The Sorcerer’s Apprentice Review: More Entertaining Then Magical

There is an unwritten rule somewhere that audiences love their summer blockbusters to feature the unlikeliest of societal reject imaginable to be our planet’s savior. The more askew the hero from the norm, the more entertaining their bumbling and unusual path to glory is.

Disney’s latest PG-rated collaboration with Nicolas Cage and producer Jerry Bruckheimer, The Sorcerer’s Apprentice, casts this popular spell on audiences with predictable side effects.

She’s Out of My League dweeb Jay Baruchel plays the penultimate physics nerd, David, who spends his spare time toying with plasma arrays in a sewer. His channeling of Justin Long’s sarcasm is often aimed at Balthazar Blake (Nicholas Cage), a way too serious sorcerer wandering the globe for over a thousand years in search of the Prime Merlinean (hint: it’s David, not a Transformer robot). This chosen one is a descendant of Merlin and the only person capable of stopping Morgana, an evil sorceress whom Horvath (Alfred Molina) hopes to free from a magic-induced imprisonment so she can raise the dead and ravish the world.

Targeting Disney for playing the nerd card in The Sorcerer’s Apprentice is easy but at least there’s a correlation between the stereotype and the plot. In a rather ingenious connection between magic and science, it turns out the reason sorcerers are who they are because they can use the parts of a brain other humans cannot. They are in essence geniuses, even if scraggly old Balthazar looks or behaves nothing like one.

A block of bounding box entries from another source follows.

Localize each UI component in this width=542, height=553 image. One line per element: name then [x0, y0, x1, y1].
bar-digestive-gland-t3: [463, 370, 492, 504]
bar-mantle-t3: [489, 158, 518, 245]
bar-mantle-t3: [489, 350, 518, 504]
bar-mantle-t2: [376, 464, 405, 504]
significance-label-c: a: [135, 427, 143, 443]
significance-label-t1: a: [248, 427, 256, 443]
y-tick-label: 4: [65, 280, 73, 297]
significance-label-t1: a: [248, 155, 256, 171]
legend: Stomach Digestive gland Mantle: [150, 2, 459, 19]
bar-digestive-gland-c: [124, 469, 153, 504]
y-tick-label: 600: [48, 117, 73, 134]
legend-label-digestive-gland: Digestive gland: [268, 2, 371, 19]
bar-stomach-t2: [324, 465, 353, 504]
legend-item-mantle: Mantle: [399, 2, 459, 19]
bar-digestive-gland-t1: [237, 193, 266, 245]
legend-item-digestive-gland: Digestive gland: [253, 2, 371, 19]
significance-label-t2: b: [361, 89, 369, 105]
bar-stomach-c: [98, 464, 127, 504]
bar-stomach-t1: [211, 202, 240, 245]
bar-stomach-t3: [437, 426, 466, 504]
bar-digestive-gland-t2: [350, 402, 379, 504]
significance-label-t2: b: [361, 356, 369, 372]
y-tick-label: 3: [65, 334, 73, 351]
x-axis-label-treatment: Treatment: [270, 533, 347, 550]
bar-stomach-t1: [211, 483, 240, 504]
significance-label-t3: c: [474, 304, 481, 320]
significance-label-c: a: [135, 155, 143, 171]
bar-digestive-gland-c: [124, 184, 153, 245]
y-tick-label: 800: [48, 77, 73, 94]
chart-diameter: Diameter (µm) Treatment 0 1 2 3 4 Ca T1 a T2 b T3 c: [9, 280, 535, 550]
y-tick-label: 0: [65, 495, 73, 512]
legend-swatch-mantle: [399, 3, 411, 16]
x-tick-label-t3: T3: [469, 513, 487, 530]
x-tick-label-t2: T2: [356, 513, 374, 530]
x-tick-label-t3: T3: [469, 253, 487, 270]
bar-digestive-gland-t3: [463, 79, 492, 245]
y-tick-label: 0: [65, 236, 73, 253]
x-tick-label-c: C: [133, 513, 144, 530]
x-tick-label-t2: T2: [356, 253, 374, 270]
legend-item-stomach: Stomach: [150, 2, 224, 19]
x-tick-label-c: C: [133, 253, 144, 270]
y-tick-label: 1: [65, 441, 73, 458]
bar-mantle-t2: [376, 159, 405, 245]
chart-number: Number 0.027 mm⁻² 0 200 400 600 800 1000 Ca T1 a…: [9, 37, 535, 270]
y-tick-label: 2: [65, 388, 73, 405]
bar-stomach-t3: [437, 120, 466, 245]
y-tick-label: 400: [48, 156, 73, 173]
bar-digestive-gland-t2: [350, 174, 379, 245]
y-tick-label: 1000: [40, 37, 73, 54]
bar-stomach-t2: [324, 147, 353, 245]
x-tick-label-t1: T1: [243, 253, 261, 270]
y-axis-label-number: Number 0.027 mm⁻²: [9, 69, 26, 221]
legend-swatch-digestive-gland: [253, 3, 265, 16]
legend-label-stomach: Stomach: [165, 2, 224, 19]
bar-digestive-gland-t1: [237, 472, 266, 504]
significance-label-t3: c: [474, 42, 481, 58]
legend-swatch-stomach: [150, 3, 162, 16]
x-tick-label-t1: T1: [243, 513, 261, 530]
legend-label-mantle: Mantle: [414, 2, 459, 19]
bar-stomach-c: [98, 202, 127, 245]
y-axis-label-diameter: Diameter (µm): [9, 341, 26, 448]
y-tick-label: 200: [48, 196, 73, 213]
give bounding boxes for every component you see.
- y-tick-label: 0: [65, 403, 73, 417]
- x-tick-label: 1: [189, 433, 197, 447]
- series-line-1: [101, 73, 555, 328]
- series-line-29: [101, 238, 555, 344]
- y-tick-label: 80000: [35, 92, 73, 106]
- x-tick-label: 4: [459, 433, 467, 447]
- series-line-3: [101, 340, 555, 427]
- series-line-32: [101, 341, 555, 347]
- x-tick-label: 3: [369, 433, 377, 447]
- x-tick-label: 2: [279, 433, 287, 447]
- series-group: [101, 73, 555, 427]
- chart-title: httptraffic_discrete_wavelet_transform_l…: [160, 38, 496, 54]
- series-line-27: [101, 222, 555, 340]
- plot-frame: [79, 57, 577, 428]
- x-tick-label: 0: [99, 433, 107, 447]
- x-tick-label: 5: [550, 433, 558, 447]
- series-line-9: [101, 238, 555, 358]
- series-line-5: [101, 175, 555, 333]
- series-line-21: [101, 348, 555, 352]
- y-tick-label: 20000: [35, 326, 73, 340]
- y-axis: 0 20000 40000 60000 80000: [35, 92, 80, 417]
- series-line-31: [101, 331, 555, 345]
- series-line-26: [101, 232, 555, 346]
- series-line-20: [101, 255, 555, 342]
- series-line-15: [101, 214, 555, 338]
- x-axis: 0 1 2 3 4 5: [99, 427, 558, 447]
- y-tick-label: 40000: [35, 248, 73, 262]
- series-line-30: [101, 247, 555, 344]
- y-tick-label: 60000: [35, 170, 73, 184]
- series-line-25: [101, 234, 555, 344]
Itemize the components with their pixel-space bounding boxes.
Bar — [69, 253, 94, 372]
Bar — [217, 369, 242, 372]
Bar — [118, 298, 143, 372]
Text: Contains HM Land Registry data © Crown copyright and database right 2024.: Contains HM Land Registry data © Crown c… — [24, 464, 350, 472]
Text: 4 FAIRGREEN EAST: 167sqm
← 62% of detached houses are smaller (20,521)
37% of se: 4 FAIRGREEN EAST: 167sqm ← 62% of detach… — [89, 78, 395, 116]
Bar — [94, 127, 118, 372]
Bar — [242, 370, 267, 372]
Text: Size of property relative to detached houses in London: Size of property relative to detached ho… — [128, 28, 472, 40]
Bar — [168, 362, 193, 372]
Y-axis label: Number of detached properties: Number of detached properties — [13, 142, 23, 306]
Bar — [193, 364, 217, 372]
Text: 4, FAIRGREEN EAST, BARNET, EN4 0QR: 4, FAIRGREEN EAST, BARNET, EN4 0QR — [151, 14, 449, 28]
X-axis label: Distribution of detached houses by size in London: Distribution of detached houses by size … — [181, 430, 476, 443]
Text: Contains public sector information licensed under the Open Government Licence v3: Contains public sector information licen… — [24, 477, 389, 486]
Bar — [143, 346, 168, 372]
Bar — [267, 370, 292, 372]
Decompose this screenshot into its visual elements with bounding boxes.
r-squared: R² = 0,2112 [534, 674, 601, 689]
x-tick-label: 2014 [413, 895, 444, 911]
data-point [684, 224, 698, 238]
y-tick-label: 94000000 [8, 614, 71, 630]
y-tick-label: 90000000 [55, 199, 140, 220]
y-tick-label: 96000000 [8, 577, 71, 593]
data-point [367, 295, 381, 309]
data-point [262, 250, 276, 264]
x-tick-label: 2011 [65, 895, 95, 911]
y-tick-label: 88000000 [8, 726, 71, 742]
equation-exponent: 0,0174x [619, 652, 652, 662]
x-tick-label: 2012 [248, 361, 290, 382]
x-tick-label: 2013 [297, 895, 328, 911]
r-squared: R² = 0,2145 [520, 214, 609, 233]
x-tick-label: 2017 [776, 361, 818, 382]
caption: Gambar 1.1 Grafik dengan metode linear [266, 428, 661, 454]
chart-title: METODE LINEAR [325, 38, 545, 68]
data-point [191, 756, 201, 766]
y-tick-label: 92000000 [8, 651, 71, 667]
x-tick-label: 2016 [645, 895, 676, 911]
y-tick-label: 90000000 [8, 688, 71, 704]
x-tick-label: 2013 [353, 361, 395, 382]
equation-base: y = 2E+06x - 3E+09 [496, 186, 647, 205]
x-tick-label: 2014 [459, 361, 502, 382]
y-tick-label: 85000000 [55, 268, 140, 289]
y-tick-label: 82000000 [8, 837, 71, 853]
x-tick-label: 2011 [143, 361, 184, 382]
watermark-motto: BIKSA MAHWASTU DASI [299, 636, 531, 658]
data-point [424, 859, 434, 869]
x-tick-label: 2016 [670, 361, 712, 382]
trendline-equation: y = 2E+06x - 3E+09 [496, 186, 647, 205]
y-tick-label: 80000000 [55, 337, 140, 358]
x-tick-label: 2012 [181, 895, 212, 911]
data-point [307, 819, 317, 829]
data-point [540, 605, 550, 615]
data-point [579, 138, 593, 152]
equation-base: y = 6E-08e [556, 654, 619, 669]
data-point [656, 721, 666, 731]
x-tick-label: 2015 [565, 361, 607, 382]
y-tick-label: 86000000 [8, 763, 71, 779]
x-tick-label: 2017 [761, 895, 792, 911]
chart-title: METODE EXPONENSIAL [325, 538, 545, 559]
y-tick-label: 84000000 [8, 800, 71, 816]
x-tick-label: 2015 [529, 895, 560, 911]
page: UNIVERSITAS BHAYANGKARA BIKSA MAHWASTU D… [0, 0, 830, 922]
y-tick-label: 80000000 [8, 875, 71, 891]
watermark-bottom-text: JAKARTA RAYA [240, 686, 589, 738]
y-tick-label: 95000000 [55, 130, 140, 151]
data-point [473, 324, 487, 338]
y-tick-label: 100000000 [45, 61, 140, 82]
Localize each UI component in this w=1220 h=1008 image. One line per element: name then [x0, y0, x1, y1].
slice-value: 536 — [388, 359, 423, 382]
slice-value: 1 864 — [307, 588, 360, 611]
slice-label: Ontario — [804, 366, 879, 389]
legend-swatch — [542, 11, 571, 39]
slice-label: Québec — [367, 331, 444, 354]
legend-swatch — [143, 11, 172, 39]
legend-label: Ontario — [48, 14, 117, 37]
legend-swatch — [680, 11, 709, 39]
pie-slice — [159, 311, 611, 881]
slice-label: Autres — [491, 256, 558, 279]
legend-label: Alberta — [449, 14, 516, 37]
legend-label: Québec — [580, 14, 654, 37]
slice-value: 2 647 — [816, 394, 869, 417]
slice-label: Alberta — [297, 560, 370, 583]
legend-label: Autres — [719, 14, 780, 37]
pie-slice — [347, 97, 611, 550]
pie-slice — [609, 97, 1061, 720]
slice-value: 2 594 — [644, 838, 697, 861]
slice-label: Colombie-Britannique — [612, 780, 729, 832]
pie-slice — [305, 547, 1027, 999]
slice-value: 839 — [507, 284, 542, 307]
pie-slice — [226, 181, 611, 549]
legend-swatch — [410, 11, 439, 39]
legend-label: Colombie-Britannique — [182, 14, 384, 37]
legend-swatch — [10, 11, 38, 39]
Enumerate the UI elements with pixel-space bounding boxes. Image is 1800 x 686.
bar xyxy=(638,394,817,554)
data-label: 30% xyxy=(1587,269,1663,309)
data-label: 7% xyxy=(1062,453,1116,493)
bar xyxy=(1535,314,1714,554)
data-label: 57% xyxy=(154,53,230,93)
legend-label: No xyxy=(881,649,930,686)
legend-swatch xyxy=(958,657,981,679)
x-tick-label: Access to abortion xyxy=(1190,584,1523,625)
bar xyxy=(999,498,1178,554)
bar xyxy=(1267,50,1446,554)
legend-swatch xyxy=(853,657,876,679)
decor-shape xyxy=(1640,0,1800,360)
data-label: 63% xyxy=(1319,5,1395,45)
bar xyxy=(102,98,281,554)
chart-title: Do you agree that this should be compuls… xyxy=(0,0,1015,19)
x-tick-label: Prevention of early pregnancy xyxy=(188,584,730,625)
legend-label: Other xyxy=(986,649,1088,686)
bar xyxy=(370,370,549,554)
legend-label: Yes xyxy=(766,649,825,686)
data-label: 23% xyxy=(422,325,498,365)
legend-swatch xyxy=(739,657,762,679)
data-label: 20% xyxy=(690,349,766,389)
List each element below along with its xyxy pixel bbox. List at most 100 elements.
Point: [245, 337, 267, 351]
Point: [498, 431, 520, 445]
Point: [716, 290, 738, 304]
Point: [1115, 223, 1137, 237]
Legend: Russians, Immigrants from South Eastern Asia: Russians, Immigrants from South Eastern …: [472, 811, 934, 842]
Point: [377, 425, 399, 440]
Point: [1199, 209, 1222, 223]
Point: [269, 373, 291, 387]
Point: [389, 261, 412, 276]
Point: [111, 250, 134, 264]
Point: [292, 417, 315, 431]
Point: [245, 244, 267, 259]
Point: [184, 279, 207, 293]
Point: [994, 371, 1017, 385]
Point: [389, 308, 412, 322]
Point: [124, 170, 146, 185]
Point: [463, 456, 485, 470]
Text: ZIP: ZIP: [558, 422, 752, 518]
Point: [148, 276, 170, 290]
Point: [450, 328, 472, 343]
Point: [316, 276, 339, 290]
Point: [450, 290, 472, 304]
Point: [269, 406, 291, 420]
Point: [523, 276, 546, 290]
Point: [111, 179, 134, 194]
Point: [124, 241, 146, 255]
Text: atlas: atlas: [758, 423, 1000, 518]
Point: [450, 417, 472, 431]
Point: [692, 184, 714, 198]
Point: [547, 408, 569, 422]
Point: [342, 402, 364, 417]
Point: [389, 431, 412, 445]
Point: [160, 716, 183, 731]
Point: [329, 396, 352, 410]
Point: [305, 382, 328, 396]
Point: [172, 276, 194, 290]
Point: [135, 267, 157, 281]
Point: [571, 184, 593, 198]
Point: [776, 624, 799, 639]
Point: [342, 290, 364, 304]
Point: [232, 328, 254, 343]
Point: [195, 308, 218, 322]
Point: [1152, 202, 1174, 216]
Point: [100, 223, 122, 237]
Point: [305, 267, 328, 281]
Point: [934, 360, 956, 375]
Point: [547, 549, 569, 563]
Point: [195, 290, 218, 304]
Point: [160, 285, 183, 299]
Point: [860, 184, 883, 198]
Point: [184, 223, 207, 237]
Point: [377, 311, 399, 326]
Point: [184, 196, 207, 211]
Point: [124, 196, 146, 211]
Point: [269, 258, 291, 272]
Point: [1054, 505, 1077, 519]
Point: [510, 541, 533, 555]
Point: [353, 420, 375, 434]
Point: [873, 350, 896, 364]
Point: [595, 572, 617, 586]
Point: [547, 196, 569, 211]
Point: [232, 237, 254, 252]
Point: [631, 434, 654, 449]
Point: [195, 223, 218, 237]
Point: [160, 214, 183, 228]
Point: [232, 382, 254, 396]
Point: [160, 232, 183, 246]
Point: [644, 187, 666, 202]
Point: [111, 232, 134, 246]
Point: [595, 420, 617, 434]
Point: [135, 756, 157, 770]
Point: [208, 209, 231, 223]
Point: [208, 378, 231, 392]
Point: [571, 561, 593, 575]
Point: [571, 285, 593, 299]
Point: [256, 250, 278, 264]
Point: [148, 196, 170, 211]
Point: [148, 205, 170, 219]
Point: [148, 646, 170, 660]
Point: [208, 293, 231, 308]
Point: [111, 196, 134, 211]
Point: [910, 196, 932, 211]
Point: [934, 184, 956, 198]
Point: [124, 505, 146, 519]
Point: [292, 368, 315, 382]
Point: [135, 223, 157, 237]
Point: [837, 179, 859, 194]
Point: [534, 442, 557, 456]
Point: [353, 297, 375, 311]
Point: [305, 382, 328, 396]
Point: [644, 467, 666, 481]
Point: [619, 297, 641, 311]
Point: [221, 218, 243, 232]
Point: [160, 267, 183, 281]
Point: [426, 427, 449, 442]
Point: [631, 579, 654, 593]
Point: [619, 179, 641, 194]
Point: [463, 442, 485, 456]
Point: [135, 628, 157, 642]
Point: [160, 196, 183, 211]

Like any nerd, David is not interested in risking his life to save anyone. He’d rather impress his Mary Jane Watson, Becky (Teresa Palmer), who popped back into his life the same time Balthazar did. Once David actually turns down learning sorcery to woo Becky, there’s no creative answer for the predictable “now I’m interested, now I’m not” path through a series of CGI-filled chases he takes up to squaring off with Morgana in a lackluster display of the Prime Merlinean’s true powers. David is more convincing firing off one-liners than conjuring balls of energy in the palm of his hands.

The Sorcerer’s Apprentice could have escaped the plot trappings of National Treasure and countless other summer films if it let the villains at least partially win for no other reason than they deserved to. Horvath and his pseudo apprentice Drake Stone (Toby Kebell), a brainless grunge version of David Blaine, are more colorful and seemingly interested in succeeding than David and Balthazar. There’s not enough of Horvath belittling Drake or Drake, far more in tune with pop culture than this master, stealing the film with one simple perfectly timed and read throwaway line. It’s guaranteed to bring the house down.

Formulaic summer entertainment is what The Sorcerer’s Apprentice delivers under the guise of magic and strength of the existing Disney brand. If Inception is meant to jar our intellect and rattle our nerves, then The Sorcerer’s Apprentice provides a pretty decent foot rub.